El Salvador approves a new extension of the state of emergency

SAN SALVADOR (HPD) — At the request of Salvadoran President Nayib Bukele, Congress on Friday approved a seventh extension of the state of emergency to continue fighting gangs, despite criticism from human rights organizations that have denounced arbitrary arrests and violations of due process during the application of that regime.

“This is nothing more than capturing the needs or the requirement that millions of Salvadorans make of us,” said Security Minister Gustavo Villatoro, justifying the new extension.

He stressed that the measure has allowed the capture of more than 55,000 gang members, as well as weapons, vehicles, drugs, cell phones and 1.2 million dollars.
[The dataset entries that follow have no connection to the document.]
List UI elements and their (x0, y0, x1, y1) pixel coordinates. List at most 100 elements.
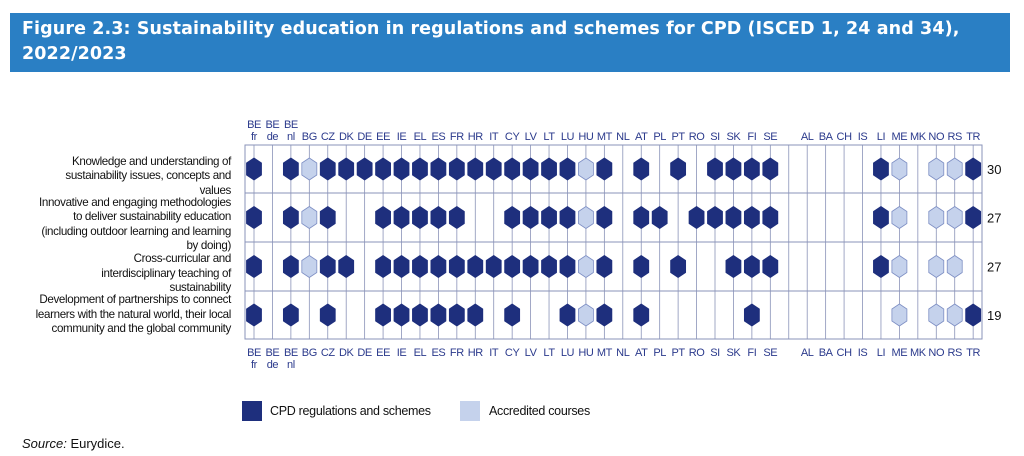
column-label-bottom: CY (505, 347, 521, 359)
column-label-top: fr (251, 131, 258, 143)
column-label-bottom: PT (671, 347, 685, 359)
column-label-bottom: MT (597, 347, 613, 359)
hexagon-cpd (762, 157, 779, 181)
column-label-top: IS (858, 131, 868, 143)
column-label-bottom: FR (450, 347, 464, 359)
hexagon-cpd (873, 206, 889, 229)
hexagon-cpd (633, 303, 650, 327)
hexagon-cpd (412, 157, 428, 181)
column-label-bottom: LT (543, 347, 555, 359)
column-label-top: BG (302, 131, 317, 143)
column-label-top: HR (468, 131, 484, 143)
column-label-bottom: LV (525, 347, 538, 359)
hexagon-cpd (651, 206, 668, 229)
column-label-bottom: ME (892, 347, 908, 359)
hexagon-cpd (688, 206, 705, 229)
hexagon-cpd (725, 206, 742, 229)
column-label-top: BE (284, 119, 298, 131)
hexagon-accredited (301, 255, 318, 278)
column-label-top: ES (431, 131, 445, 143)
column-label-top: nl (287, 131, 295, 143)
row-total: 19 (987, 308, 1001, 323)
hexagon-cpd (282, 303, 299, 327)
hexagon-cpd (246, 157, 262, 181)
column-label-bottom: SI (710, 347, 720, 359)
column-label-bottom: PL (653, 347, 666, 359)
hexagon-accredited (946, 303, 963, 327)
hexagon-accredited (891, 303, 908, 327)
hexagon-cpd (448, 303, 465, 327)
column-label-top: DE (357, 131, 372, 143)
hexagon-cpd (965, 206, 982, 229)
hexagon-cpd (596, 255, 613, 278)
column-label-top: LV (525, 131, 538, 143)
column-label-bottom: DE (357, 347, 372, 359)
column-label-bottom: LI (877, 347, 886, 359)
column-label-top: SI (710, 131, 720, 143)
column-label-bottom: de (267, 359, 279, 371)
hexagon-cpd (670, 157, 687, 181)
column-label-top: de (267, 131, 279, 143)
row-label: Innovative and engaging methodologies to… (38, 195, 231, 253)
hexagon-cpd (504, 157, 521, 181)
hexagon-cpd (559, 206, 576, 229)
hexagon-cpd (743, 157, 760, 181)
hexagon-accredited (928, 255, 945, 278)
column-label-top: SE (763, 131, 777, 143)
column-label-bottom: AL (801, 347, 814, 359)
hexagon-cpd (430, 303, 447, 327)
column-label-top: RO (689, 131, 706, 143)
hexagon-accredited (928, 303, 945, 327)
hexagon-cpd (246, 255, 262, 278)
hexagon-cpd (467, 157, 484, 181)
hexagon-cpd (246, 303, 262, 327)
row-total: 27 (987, 260, 1001, 275)
hexagon-cpd (338, 157, 355, 181)
hexagon-accredited (578, 206, 594, 229)
hexagon-cpd (393, 303, 410, 327)
column-label-bottom: DK (339, 347, 355, 359)
column-label-top: NL (616, 131, 630, 143)
column-label-top: DK (339, 131, 355, 143)
row-label: Development of partnerships to connect l… (35, 293, 232, 336)
column-label-bottom: ES (431, 347, 445, 359)
column-label-top: LI (877, 131, 886, 143)
hexagon-accredited (578, 255, 594, 278)
hexagon-cpd (375, 206, 391, 229)
source-value: Eurydice. (70, 436, 125, 451)
hexagon-cpd (504, 255, 521, 278)
hexagon-cpd (485, 157, 502, 181)
hexagon-cpd (467, 255, 484, 278)
legend-swatch-accredited (460, 401, 480, 421)
hexagon-cpd (541, 206, 557, 229)
column-label-bottom: BE (266, 347, 280, 359)
row-total: 30 (987, 162, 1001, 177)
column-label-top: AT (635, 131, 648, 143)
hexagon-cpd (596, 206, 613, 229)
column-label-top: CZ (321, 131, 336, 143)
hexagon-cpd (541, 157, 557, 181)
column-label-top: BA (819, 131, 834, 143)
row-label: Knowledge and understanding of sustainab… (65, 154, 231, 197)
hexagon-accredited (578, 157, 594, 181)
column-label-top: PT (671, 131, 685, 143)
column-label-top: SK (727, 131, 742, 143)
column-label-top: IT (489, 131, 499, 143)
hexagon-accredited (301, 206, 318, 229)
hexagon-cpd (448, 255, 465, 278)
hexagon-accredited (946, 157, 963, 181)
column-label-bottom: CZ (321, 347, 336, 359)
hexagon-cpd (633, 157, 650, 181)
hexagon-cpd (522, 157, 539, 181)
figure-title: Figure 2.3: Sustainability education in … (22, 19, 960, 64)
column-label-bottom: RS (947, 347, 962, 359)
column-label-top: RS (947, 131, 962, 143)
legend-label-accredited: Accredited courses (489, 404, 590, 418)
column-label-top: FI (747, 131, 756, 143)
legend-label-cpd: CPD regulations and schemes (270, 404, 431, 418)
source-label: Source: (22, 436, 67, 451)
title-banner: Figure 2.3: Sustainability education in … (10, 13, 1010, 72)
hexagon-cpd (430, 157, 447, 181)
hexagon-cpd (448, 157, 465, 181)
hexagon-cpd (375, 255, 391, 278)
The so-called maras or gangs, which have an estimated 70,000 members, have a presence in populous neighborhoods and communities in the country and are involved in drug trafficking and organized crime. They also extort merchants and transportation companies, and kill those who refuse to pay, according to authorities.
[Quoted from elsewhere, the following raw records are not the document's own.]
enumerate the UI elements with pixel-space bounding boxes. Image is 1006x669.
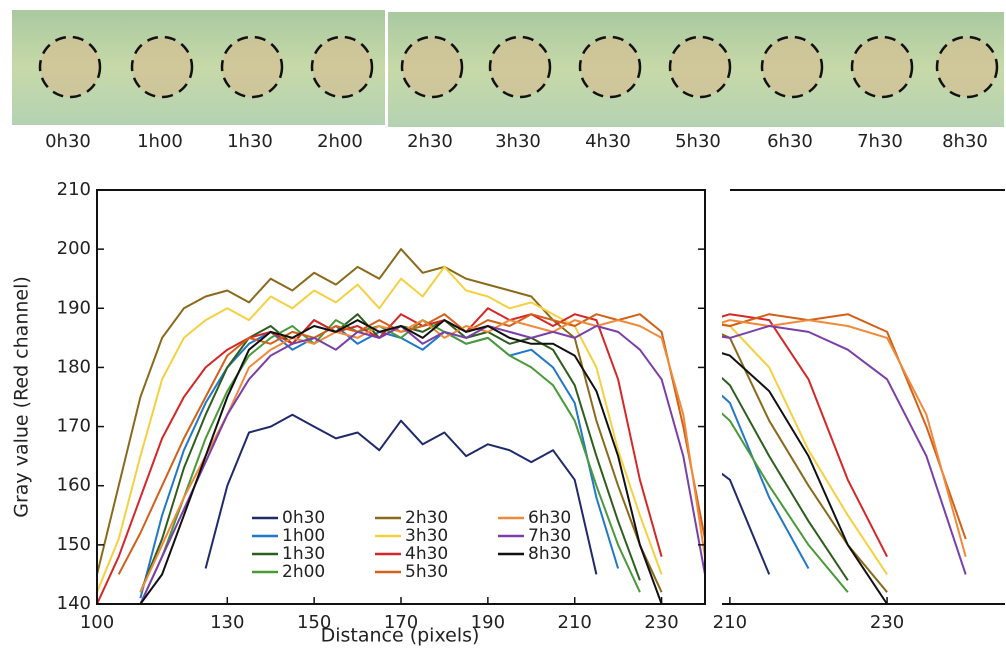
lines [97, 248, 705, 604]
x-tick-label: 150 [297, 612, 331, 633]
time-label: 4h30 [585, 131, 631, 152]
x-tick-label: 130 [210, 612, 244, 633]
series-line [722, 319, 967, 557]
y-tick-label: 160 [57, 475, 91, 496]
spot [760, 35, 824, 99]
series-line [97, 265, 663, 593]
time-label: 6h30 [767, 131, 813, 152]
legend-label: 2h00 [282, 562, 325, 582]
x-tick-label: 190 [471, 612, 505, 633]
x-tick-label: 230 [644, 612, 678, 633]
series-line [722, 325, 967, 575]
series-line [722, 313, 967, 540]
spot [130, 35, 194, 99]
legend-label: 1h30 [282, 544, 325, 564]
time-label: 0h30 [45, 131, 91, 152]
x-tick-label: 210 [558, 612, 592, 633]
legend-label: 0h30 [282, 508, 325, 528]
legend-label: 1h00 [282, 526, 325, 546]
spot [220, 35, 284, 99]
legend-label: 2h30 [405, 508, 448, 528]
x-tick-label: 210 [713, 612, 747, 633]
legend-label: 4h30 [405, 544, 448, 564]
series-line [722, 352, 888, 604]
strip-spots: 0h30 1h00 1h30 2h00 2h30 3h30 4h30 5h30 6h30 7h30… [38, 35, 999, 152]
time-label: 5h30 [675, 131, 721, 152]
time-label: 8h30 [942, 131, 988, 152]
series-line [117, 313, 705, 575]
series-line [204, 413, 598, 575]
spot [38, 35, 102, 99]
y-tick-label: 180 [57, 356, 91, 377]
lines [722, 313, 967, 604]
legend-label: 5h30 [405, 562, 448, 582]
y-axis-label: Gray value (Red channel) [11, 276, 33, 518]
x-tick-label: 100 [80, 612, 114, 633]
series-line [139, 319, 705, 593]
time-label: 2h30 [407, 131, 453, 152]
spot [578, 35, 642, 99]
time-label: 1h30 [227, 131, 273, 152]
time-label: 1h00 [137, 131, 183, 152]
spot [400, 35, 464, 99]
spot [488, 35, 552, 99]
y-tick-label: 170 [57, 416, 91, 437]
x-axis-label: Distance (pixels) [321, 625, 480, 647]
y-tick-label: 150 [57, 534, 91, 555]
legend-label: 6h30 [528, 508, 571, 528]
y-tick-label: 190 [57, 297, 91, 318]
y-tick-label: 140 [57, 593, 91, 614]
plot: 140 150 160 170 180 190 200 210 100 130 150 170 190 2… [57, 179, 1005, 633]
spot [935, 35, 999, 99]
y-tick-label: 200 [57, 238, 91, 259]
plot-frame [96, 189, 706, 605]
spot [310, 35, 374, 99]
x-tick-label: 170 [384, 612, 418, 633]
legend-label: 3h30 [405, 526, 448, 546]
spot [850, 35, 914, 99]
time-label: 2h00 [317, 131, 363, 152]
series-line [139, 325, 705, 604]
spot [668, 35, 732, 99]
legend-label: 7h30 [528, 526, 571, 546]
time-label: 7h30 [857, 131, 903, 152]
legend-label: 8h30 [528, 544, 571, 564]
series-line [139, 319, 663, 604]
time-label: 3h30 [495, 131, 541, 152]
y-tick-label: 210 [57, 179, 91, 200]
series-line [97, 248, 663, 593]
x-tick-label: 230 [870, 612, 904, 633]
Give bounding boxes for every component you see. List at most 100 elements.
The new extension was approved with the votes of 67 of the 84 deputies of the unicameral Congress. Fourteen opposition deputies voted against, and three did not attend.
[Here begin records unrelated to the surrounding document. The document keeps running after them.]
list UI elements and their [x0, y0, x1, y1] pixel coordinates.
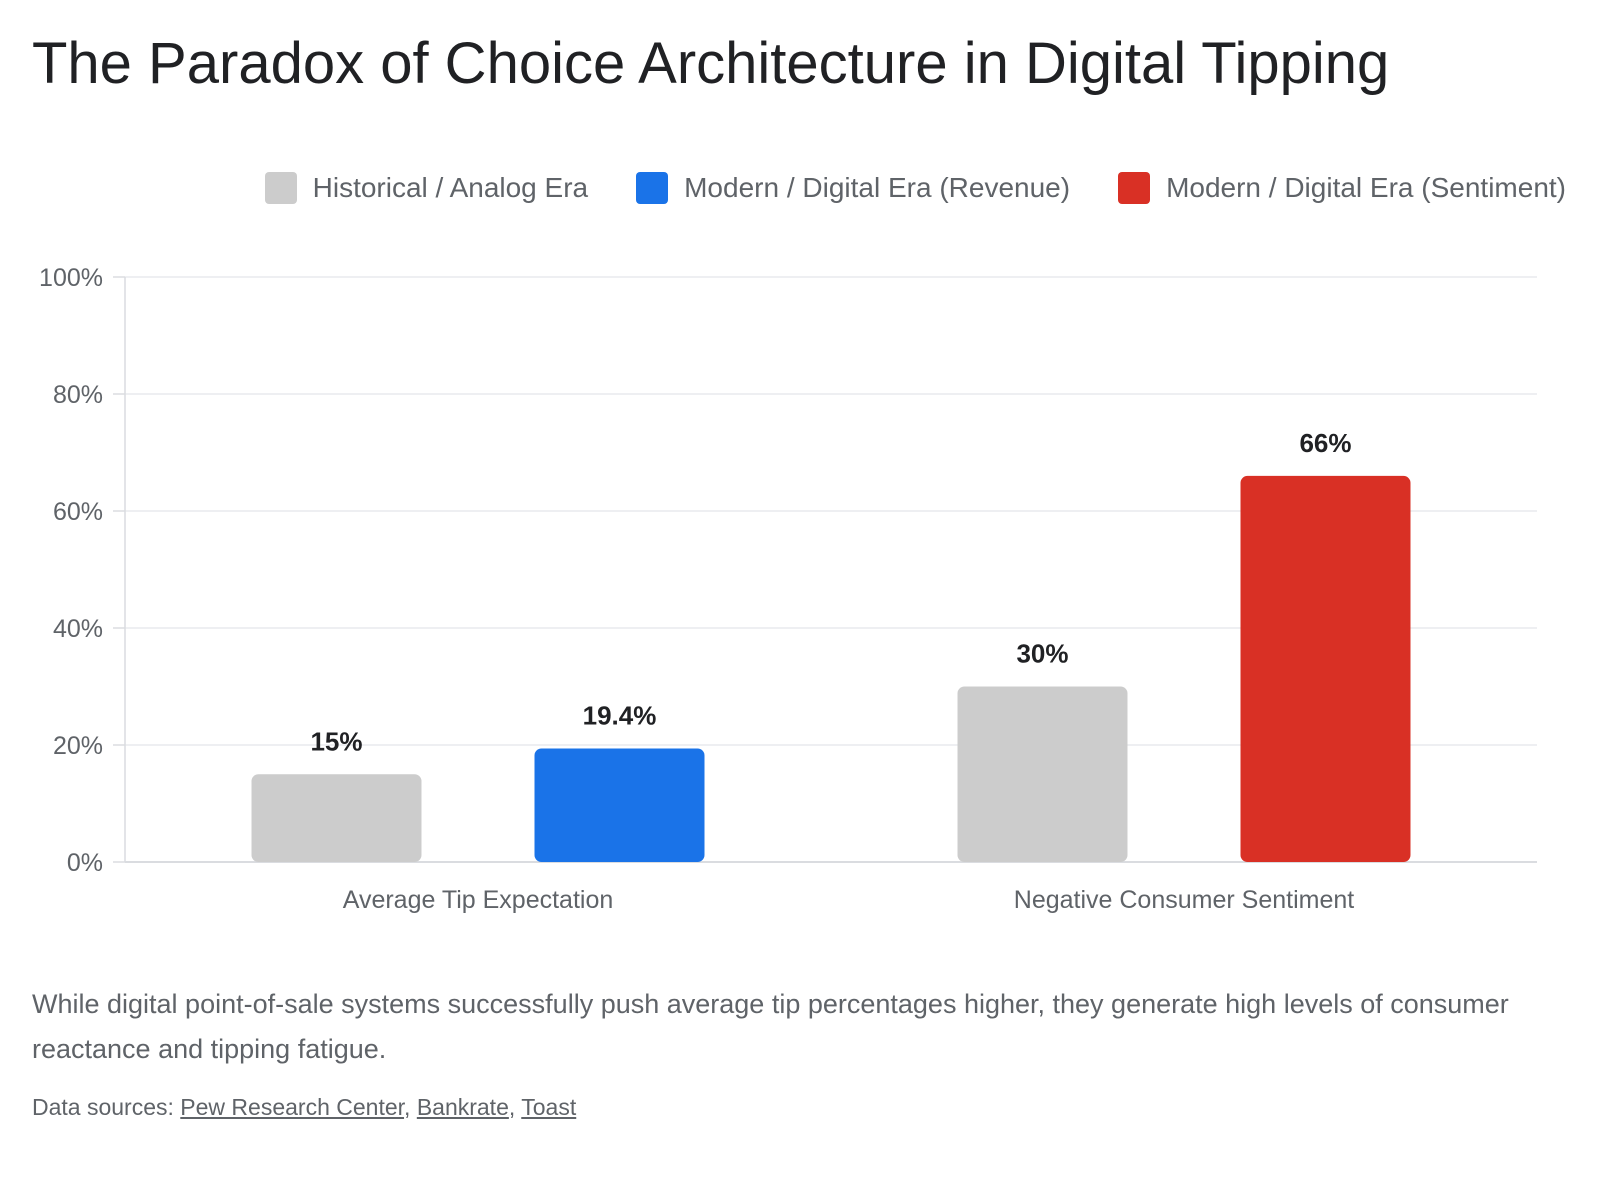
legend-item-sentiment[interactable]: Modern / Digital Era (Sentiment): [1118, 172, 1566, 204]
y-tick-label: 0%: [67, 849, 103, 877]
legend-label-historical: Historical / Analog Era: [312, 172, 589, 203]
data-sources: Data sources: Pew Research Center, Bankr…: [32, 1094, 576, 1121]
x-category-label: Average Tip Expectation: [343, 886, 614, 914]
sources-separator: ,: [404, 1094, 417, 1120]
chart-title: The Paradox of Choice Architecture in Di…: [32, 31, 1390, 96]
y-tick-label: 40%: [53, 615, 103, 643]
y-tick-label: 20%: [53, 732, 103, 760]
source-link-pew[interactable]: Pew Research Center: [180, 1094, 405, 1120]
bar-value-label: 66%: [1299, 428, 1351, 458]
y-tick-label: 60%: [53, 498, 103, 526]
y-tick-label: 100%: [39, 264, 103, 292]
bar-value-label: 19.4%: [583, 701, 657, 731]
chart-legend: Historical / Analog Era Modern / Digital…: [264, 172, 1566, 204]
legend-swatch-historical: [264, 172, 297, 204]
y-tick-label: 80%: [53, 381, 103, 409]
bar-value-label: 15%: [310, 726, 362, 756]
sources-separator: ,: [508, 1094, 522, 1120]
legend-item-historical[interactable]: Historical / Analog Era: [264, 172, 589, 204]
bar: [534, 748, 705, 862]
bar-value-label: 30%: [1016, 639, 1068, 669]
bar: [957, 686, 1128, 862]
source-link-toast[interactable]: Toast: [521, 1094, 577, 1120]
legend-swatch-revenue: [636, 172, 669, 204]
chart-caption: While digital point-of-sale systems succ…: [32, 989, 1509, 1064]
source-link-bankrate[interactable]: Bankrate: [416, 1094, 509, 1120]
legend-item-revenue[interactable]: Modern / Digital Era (Revenue): [636, 172, 1070, 204]
sources-prefix: Data sources:: [32, 1094, 181, 1120]
bar: [1240, 475, 1411, 862]
legend-swatch-sentiment: [1118, 172, 1151, 204]
bar-chart: 0% 20% 40% 60% 80% 100% 15% 19.4% Average Tip Ex…: [39, 264, 1537, 914]
bar: [251, 774, 422, 862]
legend-label-revenue: Modern / Digital Era (Revenue): [684, 172, 1071, 203]
legend-label-sentiment: Modern / Digital Era (Sentiment): [1166, 172, 1566, 203]
x-category-label: Negative Consumer Sentiment: [1014, 886, 1354, 914]
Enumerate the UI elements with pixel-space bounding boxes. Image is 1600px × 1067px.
“We cannot go back to more than 600 murders per month. Many women were widowed by crime. We do not want to be cataloged as the most violent country in the world,” said deputy Reynaldo Carballo during the parliamentary debate.

For his part, the vice president of Congress, Guillermo Gallegos, stressed that, with the decision to combat these criminal groups, “we have ceased to be the country identified by the gangs. We are making the right decisions.”

After 62 homicides were reported on March 26, a level of crime that had not been seen in El Salvador for a long time, Congress approved the state of exception that limits freedom of association and suspends a person’s right to be duly informed of their rights and reasons for arrest, as well as the assistance of a lawyer.

In addition, it extends the term of preventive detention from 72 hours to 15 days and allows the authorities to seize the correspondence and cell phones of those they consider suspicious.

The exception regime was extended for the last time on September 14 and expires on October 18, and the authorities announced that they will continue to request further extensions until the last gang member is removed from the streets.

According to the Constitution, the period of suspension of constitutional guarantees should not exceed 30 days. Once this period has elapsed, it may be extended, for the same period and by means of a new decree, in the event that the circumstances that motivated it continue. Otherwise, suspended warranties will be fully reinstated.

In March, the Salvadoran Congress also approved some reforms to the Penal Code to make it a crime to be part of a gang, which can be punished with a sentence of 20 to 40 years in prison. Ringleaders can receive sentences of 40 to 45 years.

In crimes related to organized crime, which includes gangs, 20 years in prison are applied to adolescents over 16 years of age and up to 10 years for those over 12.

However, human rights organizations have denounced repeated irregularities. The Cristosal organization reported that in six months of the emergency regime, they registered 2,775 complaints of arbitrary detentions and 80 deaths while in state custody. Cristosal also warned that the criminal reforms promoted by the government seek to have a permanent exception regime.

Villatoro confirmed to journalists that 850 people captured during the emergency regime have already been released since the measure was approved on March 27.